O fantasma da Vila Olímpia

Lembro que o centro de São Paulo era o maior lugar do mundo e a seção de brinquedos do Mappin, o melhor. Eu me lembro de descer escadarias do Vale do Anhagabaú dentro de um carrinho Matchbox. Eu lembro que os ônibus da CMTC eram azuis e ninguém gostava de sentar no banco dos bobos.

Lembro-me da Vila Olímpia ainda vila. Papo no portão, futebol na rua, esconde-esconde sem medo, sobrado sem grade, risada fiada sem ou quase sem fim. Eu me lembro dos táxis sem o banco ao lado do motorista. Eu me lembro do vazio após o gol da Argentina versus Peru em 78. Um skylab na cabeça de cada brasileiro.

Eu lembro que um cruzeiro comprava um cinema e uma porção de bala paulistinha. Lembro que filme de astronauta era melhor que de cowboy.
Porque astronauta tinha futuro.

Eu me lembro de ter bronquite e ser magro. Eu me lembro de brincar sozinho e ter uma Monark roxa modelo 73. Monarks eram fortes, mas Calois eram mais rápidas. Acho que pedalo ainda assim.
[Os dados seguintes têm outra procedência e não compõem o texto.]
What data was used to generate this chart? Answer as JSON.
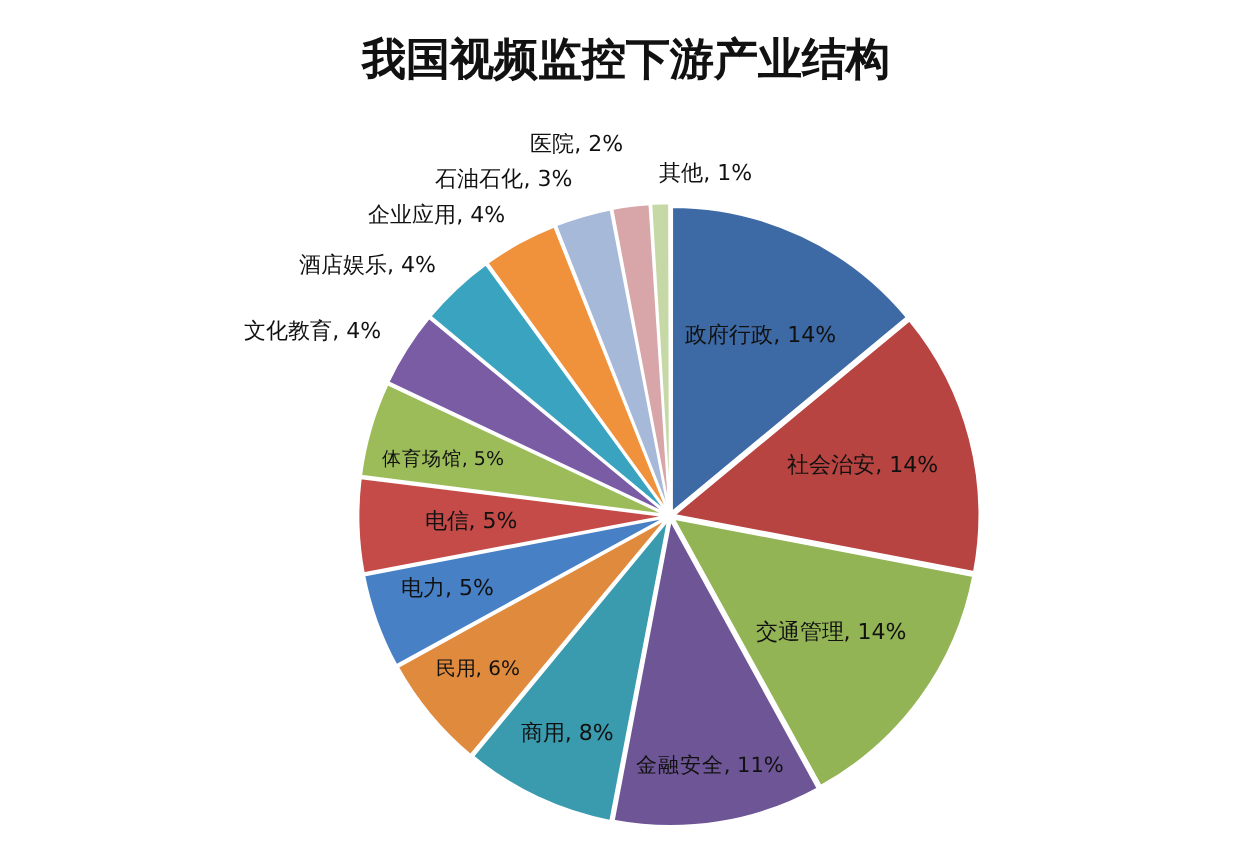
{
  "chart_data": {
    "type": "pie",
    "title": "我国视频监控下游产业结构",
    "categories": [
      "政府行政",
      "社会治安",
      "交通管理",
      "金融安全",
      "商用",
      "民用",
      "电力",
      "电信",
      "体育场馆",
      "文化教育",
      "酒店娱乐",
      "企业应用",
      "石油石化",
      "医院",
      "其他"
    ],
    "values": [
      14,
      14,
      14,
      11,
      8,
      6,
      5,
      5,
      5,
      4,
      4,
      4,
      3,
      2,
      1
    ],
    "value_labels": [
      "14%",
      "14%",
      "14%",
      "11%",
      "8%",
      "6%",
      "5%",
      "5%",
      "5%",
      "4%",
      "4%",
      "4%",
      "3%",
      "2%",
      "1%"
    ],
    "colors": [
      "#3d6aa5",
      "#b84441",
      "#93b455",
      "#6e5596",
      "#3a9bae",
      "#e08a3e",
      "#4780c4",
      "#c44b48",
      "#9cbc5a",
      "#7a5ca5",
      "#3aa4c0",
      "#f0923c",
      "#a7b9d9",
      "#d8a6a8",
      "#c5d8a5"
    ]
  }
}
Lembro que todas as ruas tinham duas mãos na Vila Olímpia. E que na esquina de sempre tinha batida para a gente comentar o azar alheio e suspirar nossa sorte. Na Avenida Carsoso de Mello, meu pai e meu tio Francisco trabalhavam na representação dos azulejos Cesaca, que tinha como logomarca um dragão cospe-fogo.

Não me lembro que dia o Edifício Joelma incendiou-se, mas me lembro de gente pulando como no 11 de setembro. Lembro bem que quase ninguém morria e não havia guerra, violência ou sururu na delegacia. Só o Pantaleão perguntando "é mentira, Terta?".

Lembro-me de um surto de meningite e de uma fila imensa para um soldado me vacinar. Não me lembro de ser inoculado contra espinhas, apatia e paixão. Eu me lembro de escrever o nome de Giusa, colega de classe, na calçada. E dela escrever dentro do coração um nome que não era o meu na carteira de fórmica triste.

Lembro-me de discotecas na garagem, meninas bonitas vestindo batas, sapato bico fino, brigas, beijos, ciúme, lampejos e outros tantos momentos e nomes quase tragados pelo funil do tempo. Gente boa e gente ruim, mas nem todas tão ruins assim. Tanta coisa boa e ruim, mas nem todas tão boas de lembrar assim.

Lembro-me de um mendigo chamado Pelezinho, um bêbado chamado Aldo, um frentista chamado Jacaré, um cachorro chamado Trambique, uma professora chamada Mirna, uma prostituta chamada Cantora, um menino minotauro e um fantasma.

Ano passado, escondido na madrugada, voltei à Vila Olímpia. Andei pelas calçadas onde eu rolava. Onde foi um depósito da Skol, onde joguei bola. Agora adolescentes fazem fila para se embebedar pela vida adulta.

Na garagem onde tinha festa com a Giusa, agora tem outro menor abandonado. Olhei a casa onde morei, amei, sofri, vivi. E ela me olhou de volta como um endereço comercial de alguma coisa que não comprei. E bem na esquina da Avenida Cardoso de Melo com a Rua Nova Cidade, encontro a casa de uma velha senhora reclusa que eu achava meio bruxa. Agora vendem edredons pesados e lençóis floridos lá. Na vitrine, vejo um vulto refletido e grito: "Fantasma!".